24    While there is no express term of the undertaking that places any temporal or other condition on its operation, it is expressly subject to variation or release. In circumstances in which there is no continuing foundation for an interlocutory order restraining the trustee in bankruptcy from acting on the correctness of the primary judge’s decision plainly, it would be unjust to enforce or continue the effect of the undertaking beyond the resolution of the appeal.

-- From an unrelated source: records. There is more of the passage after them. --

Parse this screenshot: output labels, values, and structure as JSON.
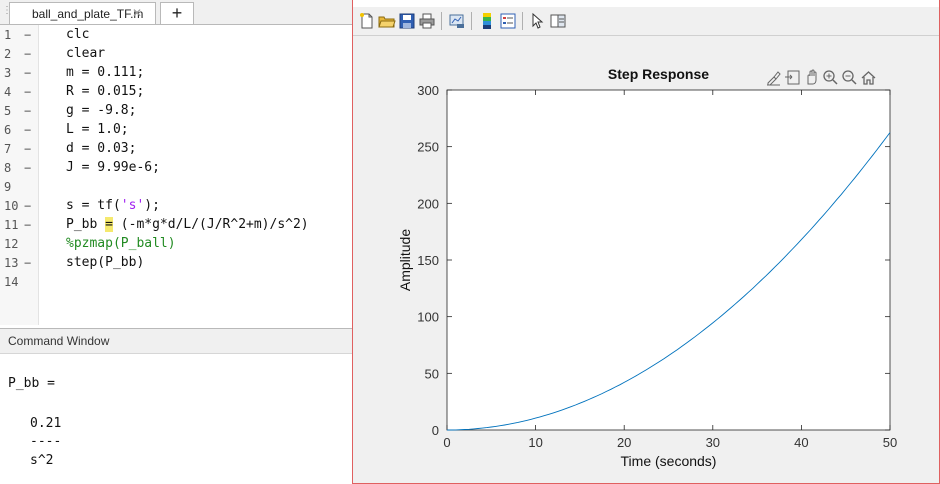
{
  "editor": {
    "tab_label": "ball_and_plate_TF.m",
    "tab_close": "✕",
    "tab_add": "+",
    "lines": [
      {
        "n": "1",
        "dash": "−",
        "parts": [
          {
            "t": "clc",
            "c": "plain"
          }
        ]
      },
      {
        "n": "2",
        "dash": "−",
        "parts": [
          {
            "t": "clear",
            "c": "plain"
          }
        ]
      },
      {
        "n": "3",
        "dash": "−",
        "parts": [
          {
            "t": "m = 0.111;",
            "c": "plain"
          }
        ]
      },
      {
        "n": "4",
        "dash": "−",
        "parts": [
          {
            "t": "R = 0.015;",
            "c": "plain"
          }
        ]
      },
      {
        "n": "5",
        "dash": "−",
        "parts": [
          {
            "t": "g = -9.8;",
            "c": "plain"
          }
        ]
      },
      {
        "n": "6",
        "dash": "−",
        "parts": [
          {
            "t": "L = 1.0;",
            "c": "plain"
          }
        ]
      },
      {
        "n": "7",
        "dash": "−",
        "parts": [
          {
            "t": "d = 0.03;",
            "c": "plain"
          }
        ]
      },
      {
        "n": "8",
        "dash": "−",
        "parts": [
          {
            "t": "J = 9.99e-6;",
            "c": "plain"
          }
        ]
      },
      {
        "n": "9",
        "dash": "",
        "parts": []
      },
      {
        "n": "10",
        "dash": "−",
        "parts": [
          {
            "t": "s = tf(",
            "c": "plain"
          },
          {
            "t": "'s'",
            "c": "str"
          },
          {
            "t": ");",
            "c": "plain"
          }
        ]
      },
      {
        "n": "11",
        "dash": "−",
        "parts": [
          {
            "t": "P_bb ",
            "c": "plain"
          },
          {
            "t": "=",
            "c": "eqhl"
          },
          {
            "t": " (-m*g*d/L/(J/R^2+m)/s^2)",
            "c": "plain"
          }
        ]
      },
      {
        "n": "12",
        "dash": "",
        "parts": [
          {
            "t": "%pzmap(P_ball)",
            "c": "cmt"
          }
        ]
      },
      {
        "n": "13",
        "dash": "−",
        "parts": [
          {
            "t": "step(P_bb)",
            "c": "plain"
          }
        ]
      },
      {
        "n": "14",
        "dash": "",
        "parts": []
      }
    ]
  },
  "command_window": {
    "title": "Command Window",
    "lines": [
      "P_bb =",
      "0.21",
      "----",
      "s^2"
    ]
  },
  "figure": {
    "toolbar_icons": [
      "new-figure-icon",
      "open-file-icon",
      "save-icon",
      "print-icon",
      "link-plot-icon",
      "colorbar-icon",
      "legend-icon",
      "pointer-icon",
      "property-inspector-icon"
    ],
    "axes_toolbar_icons": [
      "brush-icon",
      "data-tips-icon",
      "pan-icon",
      "zoom-in-icon",
      "zoom-out-icon",
      "home-icon"
    ]
  },
  "chart_data": {
    "type": "line",
    "title": "Step Response",
    "xlabel": "Time (seconds)",
    "ylabel": "Amplitude",
    "xlim": [
      0,
      50
    ],
    "ylim": [
      0,
      300
    ],
    "xticks": [
      "0",
      "10",
      "20",
      "30",
      "40",
      "50"
    ],
    "yticks": [
      "0",
      "50",
      "100",
      "150",
      "200",
      "250",
      "300"
    ],
    "series": [
      {
        "formula": "0.105*t^2",
        "color": "#0072bd",
        "x": [
          0,
          5,
          10,
          15,
          20,
          25,
          30,
          35,
          40,
          45,
          50
        ],
        "y": [
          0,
          2.6,
          10.5,
          23.6,
          42,
          65.6,
          94.5,
          128.6,
          168,
          212.6,
          262.5
        ]
      }
    ],
    "grid": false
  }
}
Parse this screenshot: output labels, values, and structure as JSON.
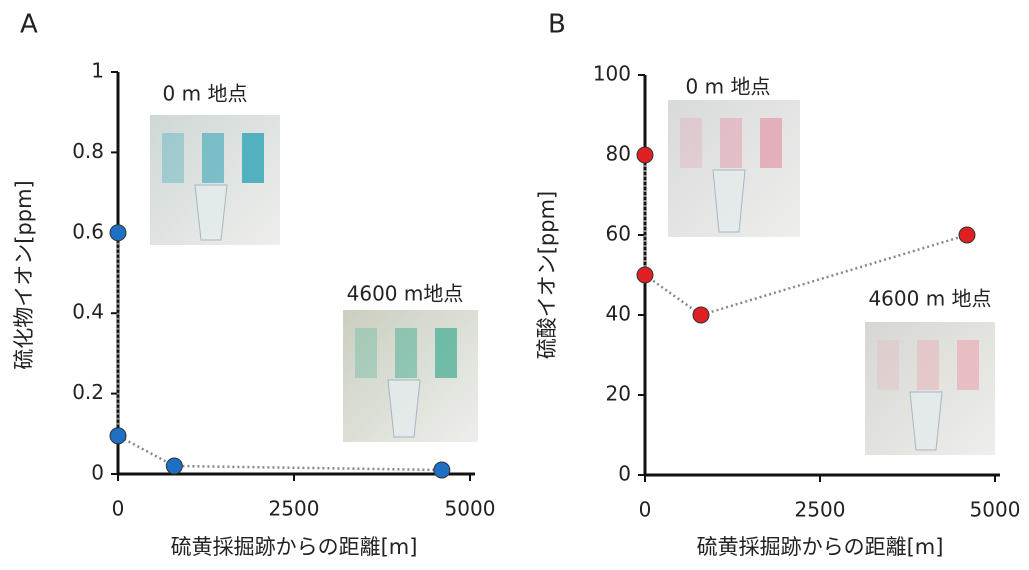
{
  "chart_data": [
    {
      "type": "line",
      "label": "A",
      "ylabel": "硫化物イオン[ppm]",
      "xlabel": "硫黄採掘跡からの距離[m]",
      "xlim": [
        0,
        5000
      ],
      "xticks": [
        0,
        2500,
        5000
      ],
      "ylim": [
        0,
        1
      ],
      "yticks": [
        0,
        0.2,
        0.4,
        0.6,
        0.8,
        1
      ],
      "series": [
        {
          "color": "#1f6fc5",
          "x": [
            0,
            0,
            800,
            4600
          ],
          "values": [
            0.6,
            0.095,
            0.02,
            0.01
          ]
        }
      ],
      "annotations": [
        "0 m 地点",
        "4600 m地点"
      ]
    },
    {
      "type": "line",
      "label": "B",
      "ylabel": "硫酸イオン[ppm]",
      "xlabel": "硫黄採掘跡からの距離[m]",
      "xlim": [
        0,
        5000
      ],
      "xticks": [
        0,
        2500,
        5000
      ],
      "ylim": [
        0,
        100
      ],
      "yticks": [
        0,
        20,
        40,
        60,
        80,
        100
      ],
      "series": [
        {
          "color": "#e02020",
          "x": [
            0,
            0,
            800,
            4600
          ],
          "values": [
            80,
            50,
            40,
            60
          ]
        }
      ],
      "annotations": [
        "0 m 地点",
        "4600 m 地点"
      ]
    }
  ]
}
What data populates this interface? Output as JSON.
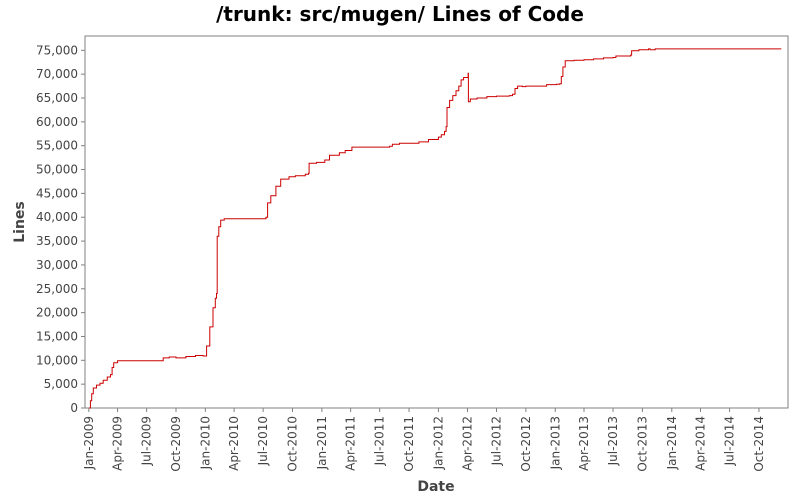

25    I do not accept the Friggers’ submission to the effect that there is a condition of the undertaking that it operates, irrespective of the outcome of the appeal, until after adjudication of the creditors’ proofs of debt. While it may have been Ms Trenfield’s intention at the time the undertaking was given not to deal with the CommSec shares until after adjudication of the creditors’ proofs of debt and that may have been a reason that she was prepared to proffer the undertaking, it is not an express condition of the undertaking. Nor does such a condition arise by necessary implication.

26    The Friggers’ interlocutory application sought a stay of the primary judge’s judgment ‘pending the resolution of the appeal’. In that context, the undertaking was given in lieu of an interlocutory order that would otherwise have operated ‘pending the resolution of the appeal’. Therefore, if any condition of the undertaking that arises, by necessary implication, it is to the effect that it operatespending the resolution of the appeal’. Accordingly, in the circumstances, again, there is no foundation for continuation of the undertaking now that the appeal has been resolved against the Friggers.

27    It follows that no question of the balance of convenience or risk of prejudice to the Friggers arises for consideration and it is not necessary to address the merits, or otherwise, of the Friggers various submissions and assertions about the conduct of the administration of their bankrupt estates. Moreover, there is no relevant risk of injustice arising from the trustee in bankruptcy acting on the correctness of the primary judge’s judgment because the correctness of that judgment is not in doubt.

28    The application must be allowed.

I certify that the preceding twenty-eight (28) numbered paragraphs are a true copy of the Reasons for Judgment of the Honourable Justice Feutrill.